The Future of Science

Adapted from J.R. Dunn’s Global Warming Fraud and the Future of Science. (Dunn’s words. My edits.)

What has suffered the most damage from AGW is faith in the scientific method, the basic set of procedures — it could be called an algorithm — governing scientific investigation. These procedures embody simplicity itself: you examine a phenomenon. You gather data. You construct a hypothesis to explain that phenomenon. And then…

Well, first, let’s cover what you don’t do.

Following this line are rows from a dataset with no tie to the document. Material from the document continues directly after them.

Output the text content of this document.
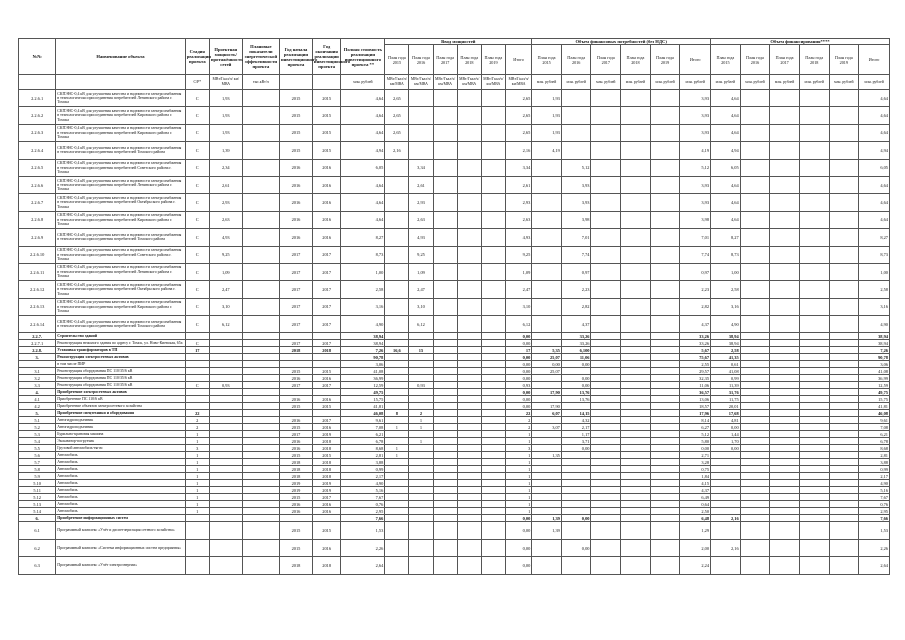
№№	Наименование объекта	Стадия реализации проекта	Проектная мощность/ протяжённость сетей	Плановые показатели энергетической эффективности проекта	Год начала реализации инвестиционного проекта	Год окончания реализации инвестиционного проекта	Полная стоимость реализации инвестиционного проекта **	Ввод мощностей						Объем финансовых потребностей (без НДС)						Объем финансирования****					
								План года 2015	План года 2016	План года 2017	План года 2018	План года 2019	Итого	План года 2015	План года 2016	План года 2017	План года 2018	План года 2019	Итого	План года 2015	План года 2016	План года 2017	План года 2018	План года 2019	Итого
		С/Р*	МВт/Гкал/ч/ км/МВА	тыс.кВт/ч			млн. рублей	МВт/Гкал/ч/ км/МВА	МВт/Гкал/ч/ км/МВА	МВт/Гкал/ч/ км/МВА	МВт/Гкал/ч/ км/МВА	МВт/Гкал/ч/ км/МВА	МВт/Гкал/ч/ км/МВА	млн. рублей	млн. рублей	млн. рублей	млн. рублей	млн. рублей	млн. рублей	млн. рублей	млн. рублей	млн. рублей	млн. рублей	млн. рублей	млн. рублей
2.2.6.1	СКПЭНС-0,4 кВ для улучшения качества и надежности электроснабжения в технологически присоединения потребителей Ленинского района г. Томска	С	1,93		2015	2015	4,64	2,65					2,65	1,93					3,93	4,64					4,64
2.2.6.2	СКПЭНС-0,4 кВ для улучшения качества и надежности электроснабжения в технологически присоединения потребителей Кировского района г. Томска	С	1,93		2015	2015	4,64	2,65					2,65	1,93					3,93	4,64					4,64
2.2.6.3	СКПЭНС-0,4 кВ для улучшения качества и надежности электроснабжения в технологически присоединения потребителей Кировского района г. Томска	С	1,93		2015	2015	4,64	2,65					2,65	1,93					3,93	4,64					4,64
2.2.6.4	СКПЭНС-0,4 кВ для улучшения качества и надежности электроснабжения в технологически присоединения потребителей Томского района	С	1,39		2015	2015	4,94	2,16					2,16	4,19					4,19	4,94					4,94
2.2.6.5	СКПЭНС-0,4 кВ для улучшения качества и надежности электроснабжения в технологически присоединения потребителей Советского района г. Томска	С	2,34		2016	2016	6,05		3,34				3,34		5,12				5,12	6,05					6,05
2.2.6.6	СКПЭНС-0,4 кВ для улучшения качества и надежности электроснабжения в технологически присоединения потребителей Ленинского района г. Томска	С	2,61		2016	2016	4,64		2,61				2,61		3,93				3,93	4,64					4,64
2.2.6.7	СКПЭНС-0,4 кВ для улучшения качества и надежности электроснабжения в технологически присоединения потребителей Октябрьского района г. Томска	С	2,93		2016	2016	4,64		2,93				2,93		3,93				3,93	4,64					4,64
2.2.6.8	СКПЭНС-0,4 кВ для улучшения качества и надежности электроснабжения в технологически присоединения потребителей Кировского района г. Томска	С	2,63		2016	2016	4,64		2,63				2,63		3,98				3,98	4,64					4,64
2.2.6.9	СКПЭНС-0,4 кВ для улучшения качества и надежности электроснабжения в технологически присоединения потребителей Томского района	С	4,93		2016	2016	8,27		4,93				4,93		7,01				7,01	8,27					8,27
2.2.6.10	СКПЭНС-0,4 кВ для улучшения качества и надежности электроснабжения в технологически присоединения потребителей Советского района г. Томска	С	9,25		2017	2017	8,73		9,25				9,25		7,74				7,74	8,73					8,73
2.2.6.11	СКПЭНС-0,4 кВ для улучшения качества и надежности электроснабжения в технологически присоединения потребителей Ленинского района г. Томска	С	1,09		2017	2017	1,00		1,09				1,09		0,97				0,97	1,00					1,00
2.2.6.12	СКПЭНС-0,4 кВ для улучшения качества и надежности электроснабжения в технологически присоединения потребителей Октябрьского района г. Томска	С	2,47		2017	2017	2,58		2,47				2,47		2,23				2,23	2,58					2,58
2.2.6.13	СКПЭНС-0,4 кВ для улучшения качества и надежности электроснабжения в технологически присоединения потребителей Кировского района г. Томска	С	3,10		2017	2017	3,16		3,10				3,10		2,82				2,82	3,16					3,16
2.2.6.14	СКПЭНС-0,4 кВ для улучшения качества и надежности электроснабжения в технологически присоединения потребителей Томского района	С	6,12		2017	2017	4,90		6,12				6,12		4,37				4,37	4,90					4,90
2.2.7.	Строительство зданий						38,94						0,00		33,26				33,26	38,94					38,94
2.2.7.1	Реконструкция нежилого здания по адресу г. Томск, ул. Ново-Киевская, 65а	С			2017	2017	38,94						0,00		33,26				33,26	38,94					38,94
2.2.8.	Установка трансформаторов в ТП	17			2018	2018	7,26	16,6	15				17	5,35	6,100				5,67	2,58					7,26
3.	Реконструкция электросетевых активов						90,78						0,00	25,07	11,06				75,67	41,35					90,78
	в том числе ПИР						3,06						0,00	0,00	0,00				2,55	0,61					3,06
3.1	Реконструкция оборудования ПС 110/35/6 кВ				2015	2015	41,08						0,00	25,07					29,57	41,08					41,08
3.2	Реконструкция оборудования ПС 110/35/6 кВ				2016	2016	36,99						0,00		0,00				32,35	0,99					36,99
3.3	Реконструкция оборудования ПС 110/35/6 кВ	С	0,93		2017	2017	12,59		0,93				0,93		0,00				11,06	11,39					12,59
4.	Приобретение электросетевых активов						49,75						0,00	17,90	13,76				36,57	31,76					49,75
4.1	Приобретение ПС 110/6 кВ				2016	2016	15,75						0,00		13,76				13,06	11,75					15,75
4.2	Приобретение объектов электросетевого хозяйства				2015	2015	41,81						0,00	17,90					18,57	20,01					41,81
5.	Приобретение спецтехники и оборудования	22					46,08	8	2				22	6,07	14,15				17,96	17,68					46,08
5.1	Автогидроподъемник	2			2016	2017	9,61		1				2		4,32				8,14	4,81					9,61
5.2	Автогидроподъемник	2			2015	2016	7,08	1	1				2	3,07	2,17				6,27	0,00					7,08
5.3	Бурильно-крановая машина	1			2017	2019	6,21						1		1,17				5,12	1,44					6,21
5.4	Экскаватор-погрузчик	1			2016	2018	6,78		1				1		3,71				5,80	1,70					6,78
5.5	Грузовой автомобиль-тягач	3			2016	2018	8,68	1					3		0,00				0,00	0,00					8,68
5.6	Автомобиль	1			2015	2015	2,81	1					1	1,35					2,71						2,81
5.7	Автомобиль	1			2018	2018	3,88						1						3,28						3,88
5.8	Автомобиль	1			2018	2018	0,99						1						0,75						0,99
5.9	Автомобиль	1			2018	2018	2,17						1						1,84						2,17
5.10	Автомобиль	1			2019	2019	4,90						1						4,15						4,90
5.11	Автомобиль	1			2019	2019	5,16						1						4,37						5,16
5.12	Автомобиль	1			2015	2017	7,67						1						6,49						7,67
5.13	Автомобиль	1			2016	2016	0,76						1						0,64						0,76
5.14	Автомобиль	1			2016	2016	2,95						1						2,50						2,95
6.	Приобретение информационных систем						7,66						0,00	1,39	0,00				6,48	2,16					7,66
6.1	Программный комплекс «Учёт и диспетчеризация сетевого хозяйства»				2015	2015	1,53						0,00	1,39					1,29						1,53
6.2	Программный комплекс «Система информационных систем предприятия»				2015	2016	2,26						0,00		0,00				2,00	2,16					2,26
6.3	Программный комплекс «Учёт электроэнергии»				2018	2018	2,64						0,00						2,24						2,64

  • You don’t manipulate data
  • You don’t fabricate data
  • You don’t deny data to other investigators
  • You don’t destroy evidence
  • You don’t bury contradictory data
  • You don’t secretly manipulate the argument from behind the scenes
  • You don’t secretly undermine your critics
  • You don’t try to get a journal editor critical of your case fired

What you do, if you are a serious scientist operating according to the established method, is attempt to thwart your hypothesis. Test it to destruction; carry out serious attacks on its weakest points to see if they hold up. If they do — and the vast majority of hypotheses suffer the indignity embodied in a phrase attributed variously to Thomas Huxley and Lord Kelvin — “a beautiful theory slain by an ugly fact” — then you have a theory that can be published, and tested, and verified by other scientists. If you don’t, you throw it out.

The West is a technological society. Science is as responsible for making us what we are as any other factor, including our democratic system of government. The technology developed from scientific research has created a world that would be unrecognizable to our forebears of even a century ago. Technology has transformed diet, health, communications, and transportation. … Technology was a crucial factor in the dissolution of ancient empires and the humbling of aristocracies.

The collaboration between science and democracy is one of the great achievements of human history. If it is destroyed, a treasure of unparalleled value will have vanished.